Based on an original new story by JK Rowling, Jack Thorne and John Tiffany, a new play by Jack Thorne, Harry Potter and the Cursed Child is the eighth story in the Harry Potter series and the first official Harry Potter story to be presented on stage. The play will receive its world premiere in London’s West End on July 30, 2016.
It was always difficult being Harry Potter and it isn’t much easier now that he is an overworked employee of the Ministry of Magic, a husband and father of three school-age children.

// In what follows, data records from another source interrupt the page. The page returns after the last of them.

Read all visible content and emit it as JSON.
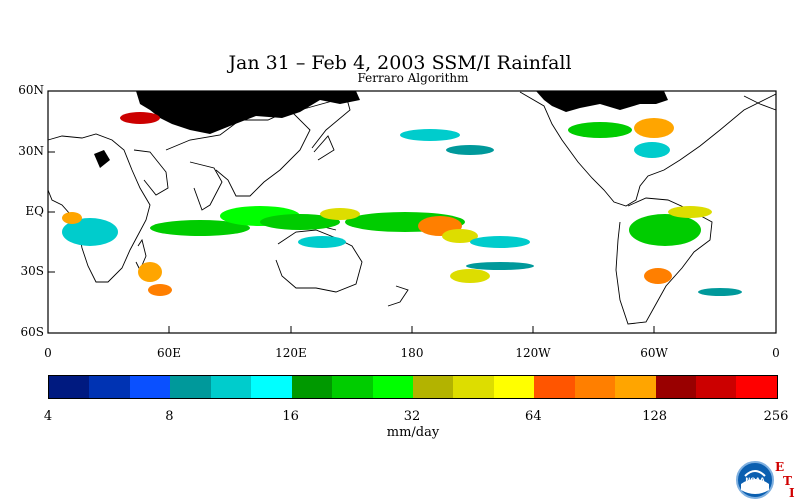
{
  "title": "Jan 31 – Feb 4, 2003 SSM/I Rainfall",
  "subtitle": "Ferraro Algorithm",
  "lat_labels": [
    "60N",
    "30N",
    "EQ",
    "30S",
    "60S"
  ],
  "lon_labels": [
    "0",
    "60E",
    "120E",
    "180",
    "120W",
    "60W",
    "0"
  ],
  "colorbar": {
    "colors": [
      "#001a80",
      "#0033b3",
      "#0a50ff",
      "#00999b",
      "#00cccc",
      "#00ffff",
      "#009900",
      "#00cc00",
      "#00ff00",
      "#b3b300",
      "#dddd00",
      "#ffff00",
      "#ff5500",
      "#ff7f00",
      "#ffa500",
      "#990000",
      "#cc0000",
      "#ff0000"
    ],
    "ticks": [
      "4",
      "8",
      "16",
      "32",
      "64",
      "128",
      "256"
    ],
    "units": "mm/day"
  },
  "logo": {
    "text": "NOAA",
    "letters": [
      "E",
      "T",
      "I"
    ]
  }
}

While Harry grapples with a past that refuses to stay where it belongs, his youngest son Albus must struggle with the weight of a family legacy he never wanted. As past and present fuse ominously, both father and son learn the uncomfortable truth: sometimes, darkness comes from unexpected places.”
About the Author
JK Rowling is the author of the seven Harry Potter novels, which have sold over 450 million copies and have been translated into 79 languages, and three companion books originally published for charity. She is also the author of The Casual Vacancy, a novel for adults published in 2012, and, under the pseudonym of Robert Galbraith, is the author of the Cormoran Strike crime series. J.K. Rowling is making her screenwriting debut and is a producer on the film Fantastic Beasts and Where to Find Them, a further extension of the Wizarding World, due for release in November 2016.
Kabul Disco
Nicolas Wild
Harper Collins (paperback), 2009
PRs 798
When the carefree young man arrived at a capital in crisis, his first mission was to write a comic book explaining the Afghan constitution to children. His second project was to work on a recruitment campaign for the Afghan army. Consequently, he became a privileged observer of the hesitant reconstruction of the country whilst leading the unusual life of a Western expat in Kabul. Gradually, he fell in love with the country and decided to extend his contract despite the risks of living in Afghanistan. Honest and perceptive, inquisitive and unsettling, this book casts an ironic yet affectionate look at the realities of a country that never strays far from the headlines.
One Thousand Days in a Refrigerator
Manoj Kumar Panda
Speaking Tiger (paperback), 2016
PRs 595
‘It took nearly five minutes for her ashes to cool down. Afterwards, someone held out a handful. “Here she is, your Lara. Take her.” The agony stuck within me like an iceberg for one thousand days shattered without warning and drowned me in a flood of tears.’ A man sits before his wife lying comatose in a refrigerated chamber and tells her the thoughts he had never dared express when she was conscious; ‘When the Gods Left’ follows Rajula Dip, a carrion-picker, as he goes about his business and himself becomes carrion; in ‘Fragments’, a woman takes a bus to her rapist’s house to speak to him and to his family; God himself appears in court to give testimony in a case where justice has been miscarried; and in ‘The Hunt’, after a tiger kills a shepherd, the entire village turns on the victim’s family in revenge. ‘One Thousand Days in a Refrigerator’ includes fourteen stories of great power and beauty, startling in their variety and ambition. It showcases a writer at the very peak of his considerable abilities.